Construction demand helps improve jobless rate

There were 460 more construction workers employed in Jackson County during August than a year ago.

It's possible that the number reported by the Bureau of Labor Statistics might have been even larger had there been more skilled construction workers. Between July and August, just 30 construction jobs were added, but the help is still wanted.

"We are seriously in deficit for skilled workers, and anybody with the skills can find work," said Brad Bennington, executive officer for the Southern Oregon Builders Association. "Whether it's commercial, residential or agriculture, everybody is struggling to find skilled workers."

Last month, BLS reported 96,184 people were employed out of a labor force of 103,107 in the county. The resulting 6.7 percent seasonally adjusted jobless rate is three ticks down from the 7.0 percent rate in August 2015.

Overall county employment grew by 660 jobs last month, with construction and leisure and hospitality at their summer peaks. Retail trade, which figures to stay on a roll for another three or four months, added 480 positions.

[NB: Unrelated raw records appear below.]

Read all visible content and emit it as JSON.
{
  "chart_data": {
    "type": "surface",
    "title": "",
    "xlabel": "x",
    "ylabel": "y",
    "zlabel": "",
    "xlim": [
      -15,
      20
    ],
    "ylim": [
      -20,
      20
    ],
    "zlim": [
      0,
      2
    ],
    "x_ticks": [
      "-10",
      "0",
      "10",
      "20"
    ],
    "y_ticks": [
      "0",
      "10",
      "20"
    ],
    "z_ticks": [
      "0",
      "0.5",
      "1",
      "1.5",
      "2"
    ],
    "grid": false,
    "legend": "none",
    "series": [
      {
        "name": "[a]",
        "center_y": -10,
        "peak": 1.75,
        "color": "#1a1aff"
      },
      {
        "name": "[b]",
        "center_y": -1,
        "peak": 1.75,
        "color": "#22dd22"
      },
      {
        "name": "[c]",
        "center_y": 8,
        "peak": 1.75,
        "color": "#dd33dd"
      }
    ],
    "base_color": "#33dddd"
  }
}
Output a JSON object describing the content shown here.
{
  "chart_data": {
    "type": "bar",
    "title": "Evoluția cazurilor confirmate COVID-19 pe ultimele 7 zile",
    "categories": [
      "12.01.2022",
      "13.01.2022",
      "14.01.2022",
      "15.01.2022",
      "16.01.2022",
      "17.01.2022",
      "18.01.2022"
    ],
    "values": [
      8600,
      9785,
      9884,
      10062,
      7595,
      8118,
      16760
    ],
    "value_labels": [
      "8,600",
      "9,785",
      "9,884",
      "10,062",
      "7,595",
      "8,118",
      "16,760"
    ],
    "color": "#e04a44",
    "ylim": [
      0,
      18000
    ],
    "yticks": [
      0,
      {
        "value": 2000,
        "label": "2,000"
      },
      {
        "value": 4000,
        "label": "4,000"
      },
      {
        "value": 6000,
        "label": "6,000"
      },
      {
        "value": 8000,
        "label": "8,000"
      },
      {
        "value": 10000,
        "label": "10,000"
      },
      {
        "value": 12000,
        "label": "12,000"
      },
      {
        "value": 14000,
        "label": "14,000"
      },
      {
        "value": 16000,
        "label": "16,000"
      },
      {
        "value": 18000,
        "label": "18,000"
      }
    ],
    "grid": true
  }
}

Guy Tauer, a regional economist for the Oregon Employment Department, said the county's large retail trade industry begins ramping up for the busy holiday season much sooner than many other areas. But while there was a big month-over-month bump in retail, over the past 12 months just 170 positions have been added to local payrolls.

Construction, which cycles hot and cold, is strong. In addition to the general lack of skilled labor, another factor is in play and may mask total construction employment, Bennington said.

"What we don't know is how much marijuana cultivation is taking out of the labor force," Bennington said. "It's hard to track because a lot of the work they do doesn't require having permits. A lot of the pay is in cash, so it doesn't show up in the normal reports. But I can tell our industry is definitely feeling it, because we're really struggling to find labor for the work we have."

Business and professional services added 90 jobs over the month, as did health care and social assistance.